NetApp - Jay's Blog

Back in June, I had the fortune of attending Game 4 of the NBA finals between the Lakers and the Celtics courtesy of a good NetApp partner, Insight Investments. I also had the misfortune that night of having my briefcase stolen from the rental car in the parking lot.   

That night gave me a personal glimpse into the importance and complexity of key management.

If your laptop is like mine, you have all kinds of website passwords stored on it for the convenience of not having to remember them when you travel.  As I flew home, my level of panic grew as I calculated the financial havoc the thief could inflict if they broke through the top-line login. I got home at midnight and spent the next few hours changing logins and passwords on dozens of financial, storefront, and other sites. in doing this, I realized I had used the same two or three passwords for everything because it was easy for me.  Which made it easy for the thief. This prompted me to develop a more secure method of creating, using, and remembering personal passwords for the diversity of digital domains in which I dwell. My "system" is separate from my laptop or desktop so I can use it with either device, and avoid the problem of someone stealing it along with my data. I put my "system" in more than one place to protect against physical loss.  I also thought about what a pain it was and how it would not scale if I added more than the few dozen sites I use now.

I'll get back to this in a minute.

NetApp and Brocade announced a data security partnership today. Brocade has new blindingly fast Fibre Channel switches and director blades that integrate almost 100 GB/s of encrypting bandwidth. We worked with Brocade to ensure that the encryption/decryption capability of this switch is compatible with the NetApp DataFort, and NetApp will resell the Brocade products as our next generation FC DataFort. We always expected that encryption would become a feature of storage devices, tape drives, and fabric switches and this was our strategic intent when we acquired Decru 3 years ago.

This kind of interchangeability of encryption devices depends on centralized, strong key management. NetApp’s Lifetime Key Manager was designed to support multiple encrypting devices. It supports DataForts, Oracle Advanced Security Option, (come see this at Oracle Open World in San Francisco this week) and now Brocade.  It also enables millions of keys to be shared between multiple locations.  Keys can be automatically restored to a device that has been replaced, and are protected in a FIPS-140-2 Level 3 standard strongly secured system.   
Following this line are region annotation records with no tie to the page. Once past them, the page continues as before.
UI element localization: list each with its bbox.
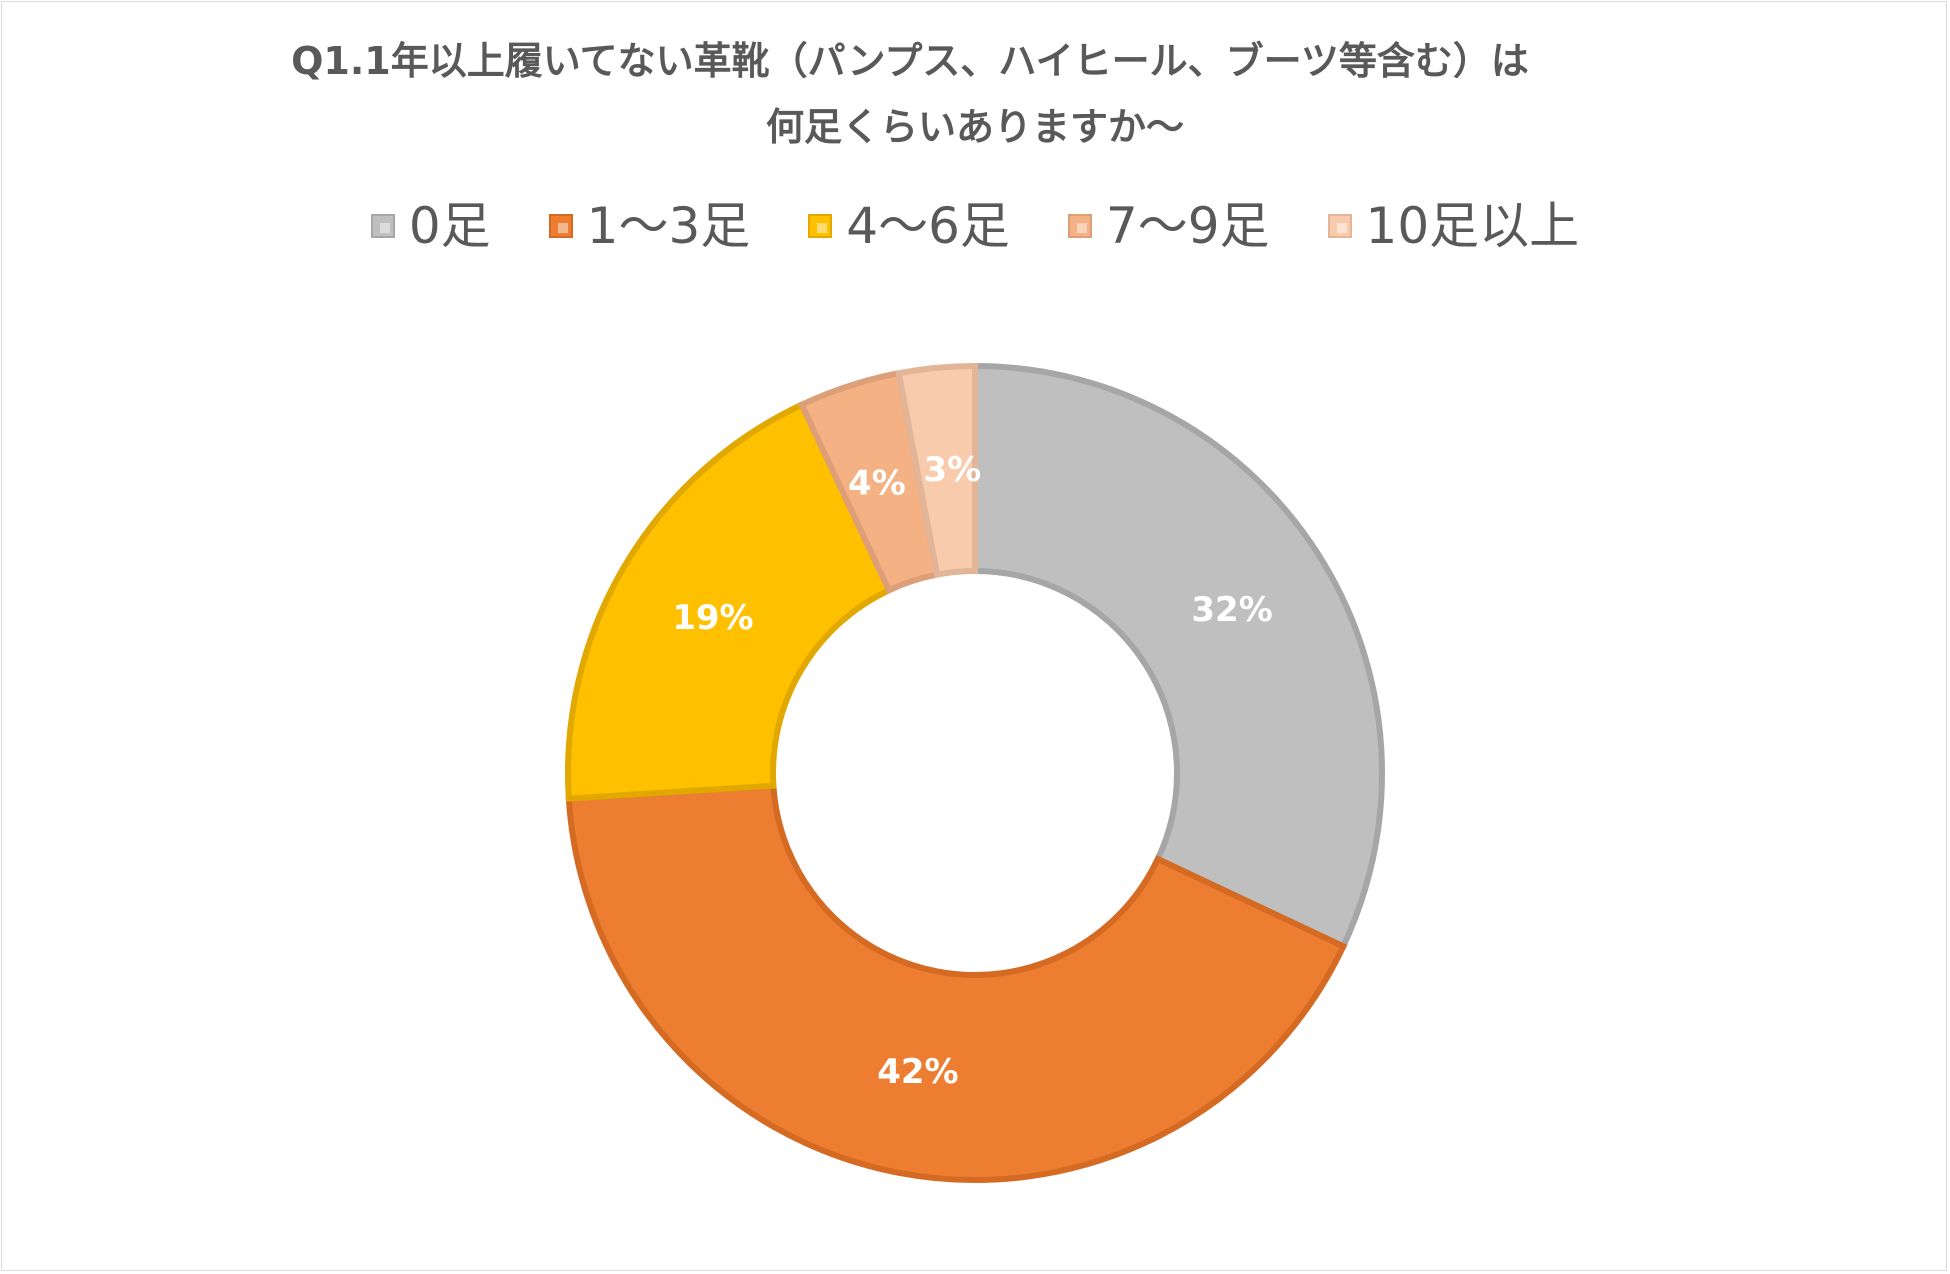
chart-title-line-2: 何足くらいありますか～ <box>765 105 1184 149</box>
legend-swatch-1 <box>548 214 573 238</box>
legend-item-2: 4～6足 <box>808 196 1010 256</box>
doughnut-slices <box>565 362 1385 1183</box>
legend-item-0: 0足 <box>370 196 491 256</box>
legend-label-2: 4～6足 <box>846 197 1010 255</box>
legend-label-1: 1～3足 <box>586 197 751 255</box>
legend-swatch-3 <box>1067 214 1092 238</box>
data-label-2: 19% <box>672 598 753 638</box>
data-label-3: 4% <box>848 463 906 503</box>
data-label-1: 42% <box>877 1052 958 1092</box>
legend-swatch-0 <box>370 214 395 238</box>
slice-2 <box>565 400 893 802</box>
slice-4 <box>895 362 978 579</box>
legend-item-3: 7～9足 <box>1067 196 1270 256</box>
legend-label-0: 0足 <box>408 197 491 255</box>
legend-swatch-4 <box>1327 214 1352 238</box>
legend-label-3: 7～9足 <box>1105 197 1270 255</box>
chart-title-line-1: Q1.1年以上履いてない革靴（パンプス、ハイヒール、ブーツ等含む）は <box>291 39 1529 83</box>
data-label-0: 32% <box>1191 590 1272 630</box>
legend-label-4: 10足以上 <box>1365 197 1580 255</box>
slice-0 <box>972 362 1385 951</box>
legend-item-4: 10足以上 <box>1327 196 1580 256</box>
data-label-4: 3% <box>923 450 981 490</box>
legend-swatch-2 <box>808 214 833 238</box>
slice-1 <box>565 782 1348 1183</box>
doughnut-data-labels: 32% 42% 19% 4% 3% <box>672 450 1273 1092</box>
chart-title: Q1.1年以上履いてない革靴（パンプス、ハイヒール、ブーツ等含む）は 何足くらい… <box>0 28 1950 160</box>
chart-legend: 0足 1～3足 4～6足 7～9足 10足以上 <box>0 196 1950 256</box>
legend-item-1: 1～3足 <box>548 196 751 256</box>
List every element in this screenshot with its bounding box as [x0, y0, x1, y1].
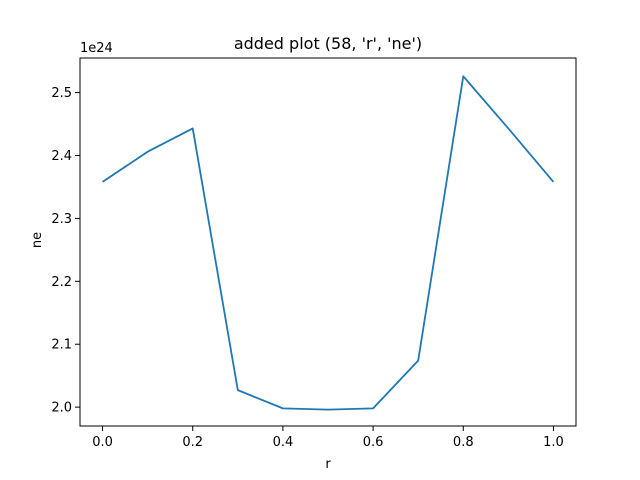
x-tick-label: 0.8	[453, 435, 474, 450]
y-axis-label: ne	[30, 232, 45, 248]
chart-title: added plot (58, 'r', 'ne')	[234, 34, 422, 53]
y-axis: 2.0 2.1 2.2 2.3 2.4 2.5	[51, 86, 80, 416]
y-tick-label: 2.1	[51, 338, 72, 353]
x-tick-label: 0.2	[182, 435, 203, 450]
y-tick-label: 2.5	[51, 86, 72, 101]
plot-frame	[79, 57, 577, 427]
x-tick-label: 0.6	[363, 435, 384, 450]
x-axis-label: r	[325, 457, 331, 472]
y-tick-label: 2.3	[51, 212, 72, 227]
x-tick-label: 0.4	[273, 435, 294, 450]
series-line	[102, 75, 555, 411]
y-tick-label: 2.4	[51, 149, 72, 164]
x-axis: 0.0 0.2 0.4 0.6 0.8 1.0	[92, 426, 564, 450]
x-tick-label: 1.0	[543, 435, 564, 450]
y-tick-label: 2.2	[51, 275, 72, 290]
x-tick-label: 0.0	[92, 435, 113, 450]
y-tick-label: 2.0	[51, 401, 72, 416]
y-offset-text: 1e24	[80, 41, 113, 56]
plot-series	[102, 75, 555, 411]
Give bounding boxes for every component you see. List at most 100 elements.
Encrypting data solves a broad class of risks of unauthorized access.  Encryption requires keys. Unless a company decides to use the same key for all data they encrypt, (which has about as much security as Sarah Palin's email) they need to manage those keys.  And change them.  And be able to move them to DR sites.  And be able to recover them.  It is not a trivial task.      

Unlike my little system for keeping track of passwords, it is certainly not something that you can do manually.  The NetApp Lifetime Key Management (LKM) system will do all of this for you across a range of encryption devices.

There are several thousand DataFort systems installed now at companies like Iron Mountain, Qualcomm, CNL Financial, and Regulus Group.   There are hundreds of thousands of disk volumes and tapes encrypted with DataForts using keys stored in LKMs. The combination of Brocade's new fabric-based encryption with NetApp Lifetime Key Management will advance the state of the industry in making data in enterprise datacenters more secure.